Five were convicted in one trial, and the other three in a separate trial, before the South Jakarta District Court.
“The defendants have been found legally and convincingly guilty of committing an evil conspiracy…by importing 1 ton of drugs…and therefore the judicial panel sentenced them to death,” Presiding Judge Haruno Patriadi said in announcing the verdict in the trial of five Taiwanese.
“What they did would endanger the nation and destroy the young generation,” the judge added.
The other three were also sentenced by the same court on Thursday to death for the same crime.
Those three had been arrested by Indonesian police during a raid on a pier of a disused hotel in the town of Serang in Banten Province, bordering Jakarta, at the time the drug shipment arrived.

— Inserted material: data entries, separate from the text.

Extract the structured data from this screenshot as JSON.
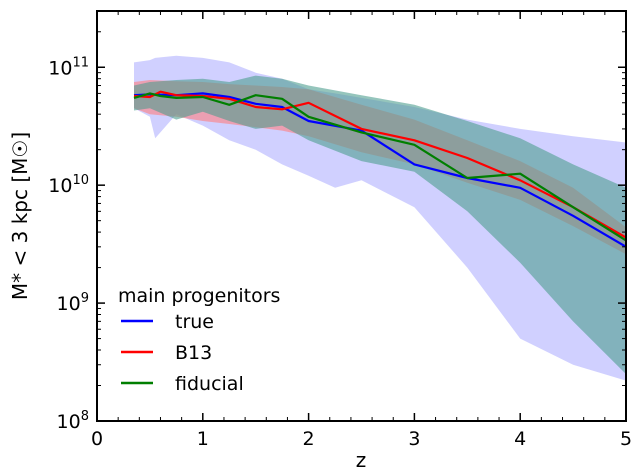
{
  "chart_data": {
    "type": "line",
    "xlabel": "z",
    "ylabel": "M* < 3 kpc [M☉]",
    "xlim": [
      0,
      5
    ],
    "ylim": [
      100000000.0,
      300000000000.0
    ],
    "y_scale": "log",
    "x_ticks": [
      0,
      1,
      2,
      3,
      4,
      5
    ],
    "x_tick_labels": [
      "0",
      "1",
      "2",
      "3",
      "4",
      "5"
    ],
    "y_ticks": [
      {
        "value": 100000000.0,
        "base": "10",
        "exp": "8"
      },
      {
        "value": 1000000000.0,
        "base": "10",
        "exp": "9"
      },
      {
        "value": 10000000000.0,
        "base": "10",
        "exp": "10"
      },
      {
        "value": 100000000000.0,
        "base": "10",
        "exp": "11"
      }
    ],
    "grid": false,
    "legend": {
      "placement": "bottom-left",
      "title": "main progenitors"
    },
    "series": [
      {
        "name": "true",
        "color": "#0000ff",
        "band_color": "#aaaaff",
        "x": [
          0.35,
          0.5,
          0.75,
          1.0,
          1.25,
          1.5,
          1.75,
          2.0,
          2.5,
          3.0,
          3.5,
          4.0,
          4.5,
          5.0
        ],
        "y": [
          58000000000.0,
          59000000000.0,
          58000000000.0,
          60000000000.0,
          56000000000.0,
          49000000000.0,
          46000000000.0,
          35000000000.0,
          29000000000.0,
          15000000000.0,
          11500000000.0,
          9500000000.0,
          5500000000.0,
          3000000000.0
        ],
        "band_x": [
          0.35,
          0.5,
          0.55,
          0.75,
          1.0,
          1.25,
          1.5,
          1.75,
          2.0,
          2.25,
          2.5,
          3.0,
          3.5,
          4.0,
          4.5,
          5.0
        ],
        "band_upper": [
          110000000000.0,
          115000000000.0,
          120000000000.0,
          125000000000.0,
          120000000000.0,
          110000000000.0,
          90000000000.0,
          80000000000.0,
          65000000000.0,
          60000000000.0,
          55000000000.0,
          46000000000.0,
          36000000000.0,
          30000000000.0,
          26000000000.0,
          23000000000.0
        ],
        "band_lower": [
          45000000000.0,
          38000000000.0,
          25000000000.0,
          40000000000.0,
          32000000000.0,
          24000000000.0,
          20000000000.0,
          15000000000.0,
          12000000000.0,
          9500000000.0,
          11000000000.0,
          6500000000.0,
          2000000000.0,
          500000000.0,
          300000000.0,
          220000000.0
        ]
      },
      {
        "name": "B13",
        "color": "#ff0000",
        "band_color": "#ff7f7f",
        "x": [
          0.35,
          0.5,
          0.6,
          0.75,
          1.0,
          1.25,
          1.5,
          1.75,
          2.0,
          2.5,
          3.0,
          3.5,
          4.0,
          4.5,
          5.0
        ],
        "y": [
          57000000000.0,
          56000000000.0,
          62000000000.0,
          58000000000.0,
          57000000000.0,
          54000000000.0,
          46000000000.0,
          44000000000.0,
          50000000000.0,
          30000000000.0,
          24000000000.0,
          17000000000.0,
          11000000000.0,
          6500000000.0,
          3600000000.0
        ],
        "band_x": [
          0.35,
          0.5,
          0.75,
          1.0,
          1.25,
          1.5,
          1.75,
          2.0,
          2.5,
          3.0,
          3.5,
          4.0,
          4.5,
          5.0
        ],
        "band_upper": [
          75000000000.0,
          78000000000.0,
          76000000000.0,
          75000000000.0,
          72000000000.0,
          70000000000.0,
          68000000000.0,
          65000000000.0,
          48000000000.0,
          36000000000.0,
          24000000000.0,
          16000000000.0,
          9500000000.0,
          4400000000.0
        ],
        "band_lower": [
          45000000000.0,
          40000000000.0,
          38000000000.0,
          35000000000.0,
          33000000000.0,
          31000000000.0,
          29000000000.0,
          26000000000.0,
          19000000000.0,
          15000000000.0,
          10500000000.0,
          7500000000.0,
          4500000000.0,
          2600000000.0
        ]
      },
      {
        "name": "fiducial",
        "color": "#007f00",
        "band_color": "#4f9f8f",
        "x": [
          0.35,
          0.5,
          0.6,
          0.75,
          1.0,
          1.25,
          1.5,
          1.75,
          2.0,
          2.5,
          3.0,
          3.5,
          4.0,
          4.5,
          5.0
        ],
        "y": [
          55000000000.0,
          60000000000.0,
          57000000000.0,
          55000000000.0,
          56000000000.0,
          48000000000.0,
          58000000000.0,
          54000000000.0,
          38000000000.0,
          28000000000.0,
          22000000000.0,
          11500000000.0,
          12500000000.0,
          6500000000.0,
          3400000000.0
        ],
        "band_x": [
          0.35,
          0.5,
          0.75,
          1.0,
          1.25,
          1.5,
          1.75,
          2.0,
          2.5,
          3.0,
          3.5,
          4.0,
          4.5,
          5.0
        ],
        "band_upper": [
          70000000000.0,
          75000000000.0,
          78000000000.0,
          80000000000.0,
          75000000000.0,
          85000000000.0,
          80000000000.0,
          70000000000.0,
          58000000000.0,
          48000000000.0,
          35000000000.0,
          25000000000.0,
          15000000000.0,
          9500000000.0
        ],
        "band_lower": [
          43000000000.0,
          45000000000.0,
          36000000000.0,
          42000000000.0,
          35000000000.0,
          30000000000.0,
          32000000000.0,
          24000000000.0,
          16000000000.0,
          13000000000.0,
          6000000000.0,
          2200000000.0,
          700000000.0,
          250000000.0
        ]
      }
    ]
  }
}
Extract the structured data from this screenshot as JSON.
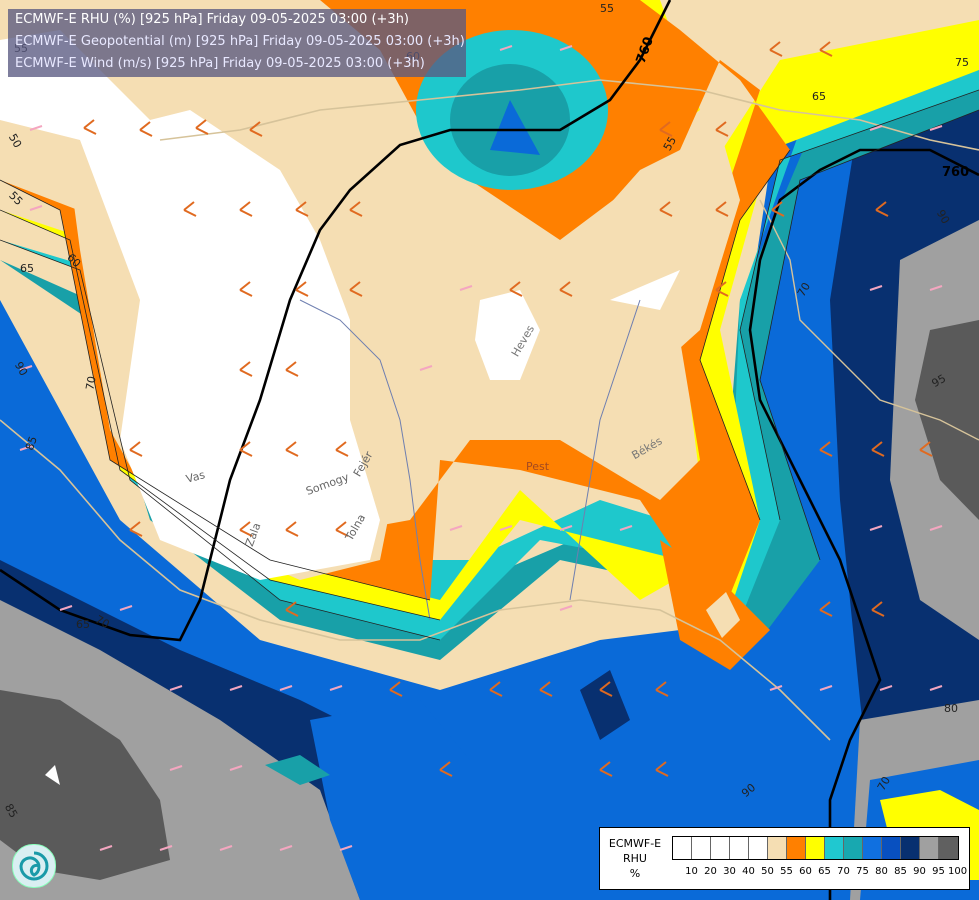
{
  "header": {
    "line1": "ECMWF-E RHU (%) [925 hPa] Friday 09-05-2025 03:00 (+3h)",
    "line2": "ECMWF-E Geopotential (m) [925 hPa] Friday 09-05-2025 03:00 (+3h)",
    "line3": "ECMWF-E Wind (m/s) [925 hPa] Friday 09-05-2025 03:00 (+3h)"
  },
  "legend": {
    "title_line1": "ECMWF-E",
    "title_line2": "RHU",
    "title_line3": "%",
    "swatches": [
      "#ffffff",
      "#ffffff",
      "#ffffff",
      "#ffffff",
      "#ffffff",
      "#f5deb3",
      "#ff8000",
      "#ffff00",
      "#20c8d0",
      "#18a8b0",
      "#1070e0",
      "#0850c0",
      "#083070",
      "#a0a0a0",
      "#606060"
    ],
    "labels": [
      "10",
      "20",
      "30",
      "40",
      "50",
      "55",
      "60",
      "65",
      "70",
      "75",
      "80",
      "85",
      "90",
      "95",
      "100"
    ]
  },
  "geopotential_labels": [
    "760",
    "760"
  ],
  "contour_labels": [
    "55",
    "50",
    "55",
    "60",
    "65",
    "70",
    "85",
    "90",
    "55",
    "65",
    "70",
    "75",
    "70",
    "80",
    "90",
    "90",
    "55",
    "60",
    "65",
    "70",
    "85",
    "95"
  ],
  "place_labels": [
    "Vas",
    "Zala",
    "Somogy",
    "Tolna",
    "Fejér",
    "Pest",
    "Heves",
    "Békés"
  ],
  "colors": {
    "white": "#ffffff",
    "wheat": "#f5deb3",
    "orange": "#ff8000",
    "yellow": "#ffff00",
    "cyan": "#1ec8cc",
    "teal": "#18a0a8",
    "blue": "#0a6ad8",
    "darkblue": "#083070",
    "gray": "#a0a0a0",
    "darkgray": "#5a5a5a"
  }
}
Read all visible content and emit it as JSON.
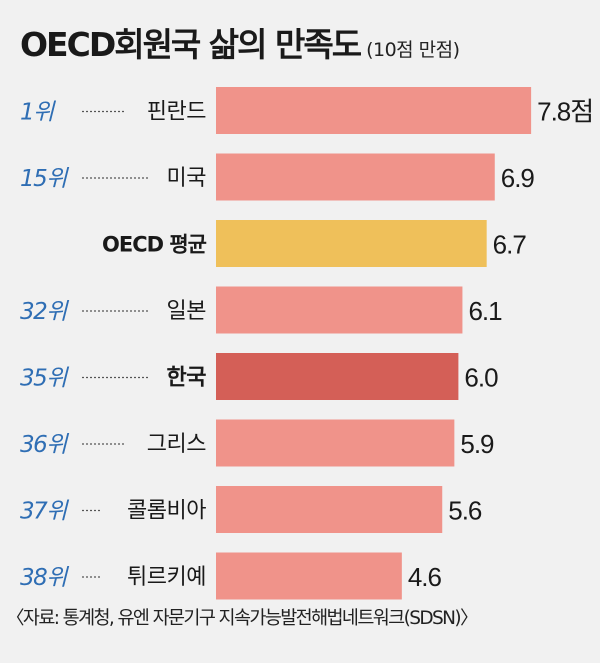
{
  "title": "OECD회원국 삶의 만족도",
  "unit_note": "(10점 만점)",
  "source": "〈자료: 통계청, 유엔 자문기구 지속가능발전해법네트워크(SDSN)〉",
  "colors": {
    "bar": "#f0938a",
    "bar_highlight": "#d45f57",
    "bar_average": "#efc05a",
    "rank": "#2f6eb4",
    "background": "#f1f1f1"
  },
  "chart_data": {
    "type": "bar",
    "orientation": "horizontal",
    "categories": [
      "핀란드",
      "미국",
      "OECD 평균",
      "일본",
      "한국",
      "그리스",
      "콜롬비아",
      "튀르키예"
    ],
    "ranks": [
      "1위",
      "15위",
      "",
      "32위",
      "35위",
      "36위",
      "37위",
      "38위"
    ],
    "values": [
      7.8,
      6.9,
      6.7,
      6.1,
      6.0,
      5.9,
      5.6,
      4.6
    ],
    "value_labels": [
      "7.8점",
      "6.9",
      "6.7",
      "6.1",
      "6.0",
      "5.9",
      "5.6",
      "4.6"
    ],
    "highlight": [
      "한국"
    ],
    "average": [
      "OECD 평균"
    ],
    "xlim": [
      0,
      10
    ]
  }
}
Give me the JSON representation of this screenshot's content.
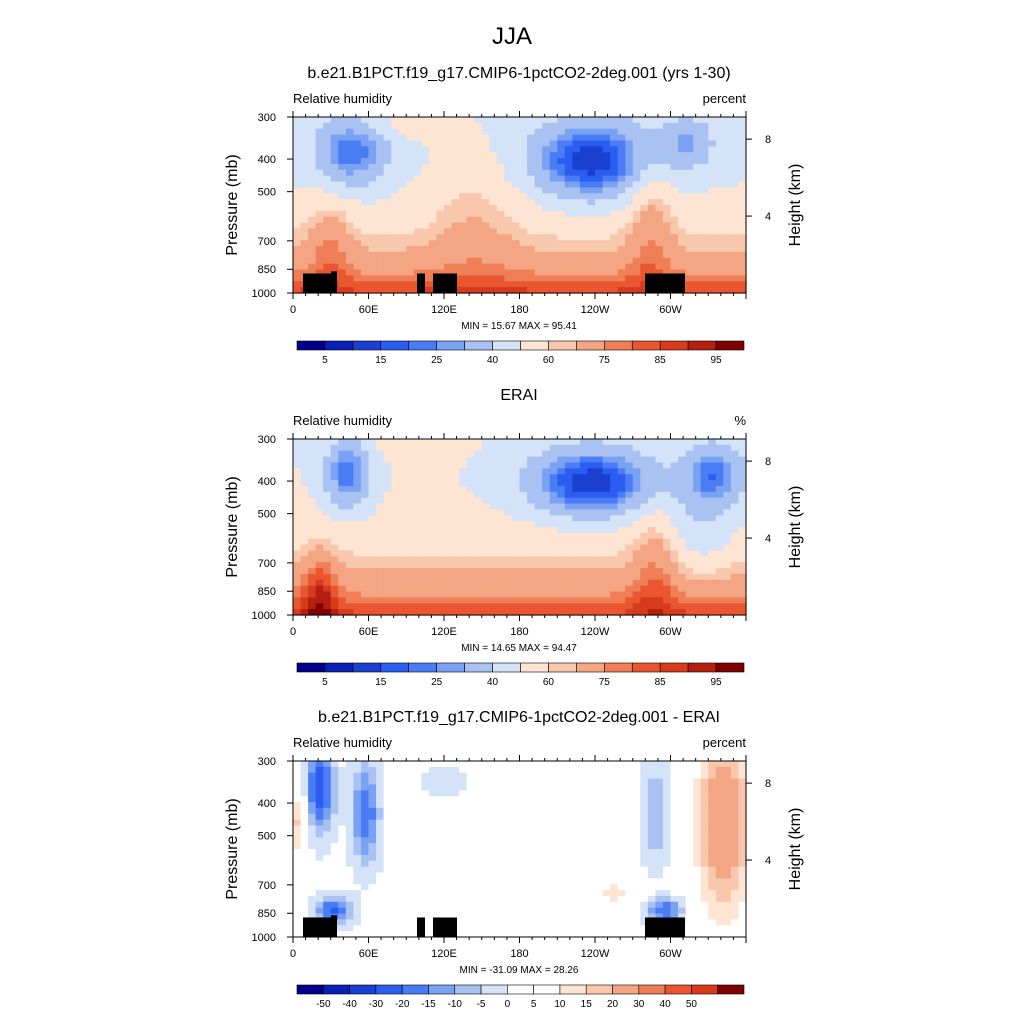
{
  "figure": {
    "title": "JJA"
  },
  "chart_data": [
    {
      "type": "heatmap",
      "title": "b.e21.B1PCT.f19_g17.CMIP6-1pctCO2-2deg.001 (yrs 1-30)",
      "left_label": "Relative humidity",
      "units": "percent",
      "ylabel": "Pressure (mb)",
      "ylabel_right": "Height (km)",
      "x_ticks": [
        "0",
        "60E",
        "120E",
        "180",
        "120W",
        "60W"
      ],
      "y_ticks": [
        "300",
        "400",
        "500",
        "700",
        "850",
        "1000"
      ],
      "y_ticks_right": [
        "8",
        "4"
      ],
      "stats": "MIN =  15.67  MAX =  95.41",
      "colorbar_labels": [
        "5",
        "15",
        "25",
        "40",
        "60",
        "75",
        "85",
        "95"
      ],
      "has_topography": true
    },
    {
      "type": "heatmap",
      "title": "ERAI",
      "left_label": "Relative humidity",
      "units": "%",
      "ylabel": "Pressure (mb)",
      "ylabel_right": "Height (km)",
      "x_ticks": [
        "0",
        "60E",
        "120E",
        "180",
        "120W",
        "60W"
      ],
      "y_ticks": [
        "300",
        "400",
        "500",
        "700",
        "850",
        "1000"
      ],
      "y_ticks_right": [
        "8",
        "4"
      ],
      "stats": "MIN =  14.65  MAX =  94.47",
      "colorbar_labels": [
        "5",
        "15",
        "25",
        "40",
        "60",
        "75",
        "85",
        "95"
      ],
      "has_topography": false
    },
    {
      "type": "heatmap",
      "title": "b.e21.B1PCT.f19_g17.CMIP6-1pctCO2-2deg.001 - ERAI",
      "left_label": "Relative humidity",
      "units": "percent",
      "ylabel": "Pressure (mb)",
      "ylabel_right": "Height (km)",
      "x_ticks": [
        "0",
        "60E",
        "120E",
        "180",
        "120W",
        "60W"
      ],
      "y_ticks": [
        "300",
        "400",
        "500",
        "700",
        "850",
        "1000"
      ],
      "y_ticks_right": [
        "8",
        "4"
      ],
      "stats": "MIN = -31.09  MAX =  28.26",
      "colorbar_labels": [
        "-50",
        "-40",
        "-30",
        "-20",
        "-15",
        "-10",
        "-5",
        "0",
        "5",
        "10",
        "15",
        "20",
        "30",
        "40",
        "50"
      ],
      "has_topography": true
    }
  ],
  "colors": {
    "abs_scale": [
      "#00008b",
      "#0a1fb5",
      "#1a3fd1",
      "#2b5ef0",
      "#4a7df5",
      "#7aa2f4",
      "#a9c2f2",
      "#d4e3f7",
      "#fde4d3",
      "#f8c7ac",
      "#f4a583",
      "#ef7f57",
      "#ea5630",
      "#d73a1c",
      "#b51f10",
      "#7f0000"
    ],
    "diff_scale": [
      "#00008b",
      "#0a1fb5",
      "#1a3fd1",
      "#2b5ef0",
      "#4a7df5",
      "#7aa2f4",
      "#a9c2f2",
      "#d4e3f7",
      "#ffffff",
      "#ffffff",
      "#fde4d3",
      "#f8c7ac",
      "#f4a583",
      "#ef7f57",
      "#ea5630",
      "#d73a1c",
      "#7f0000"
    ]
  }
}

The other five were arrested.
The arrests were made following a two-month investigation, in cooperation with Taiwanese police.
At the time, the seizure of the crystal methamphetamine, known locally as “shabu-shabu,” was the largest ever of that drug in Southeast Asia, and the biggest in Indonesia since 840 kilograms of crystal methamphetamine was seized in 2015, according to police.
The 2015 seizure also involved drug smuggled from China.
In February this year, 1.8 tons of crystal meth was seized from a Singapore-flagged vessel in waters around Batam Island, near Singapore, and four Taiwanese were arrested.
The drugs seized last July had an estimated street value of 1.5 trillion rupiah (about $108 million), according to police.
The National Narcotics Agency said recently more than five million Indonesians were drug addicts, mostly consuming crystal methamphetamine coming from China, Europe and South America.
It also said 72 international drug cartels were believed to be trafficking crystal methamphetamine in Indonesia, the most in Southeast Asia.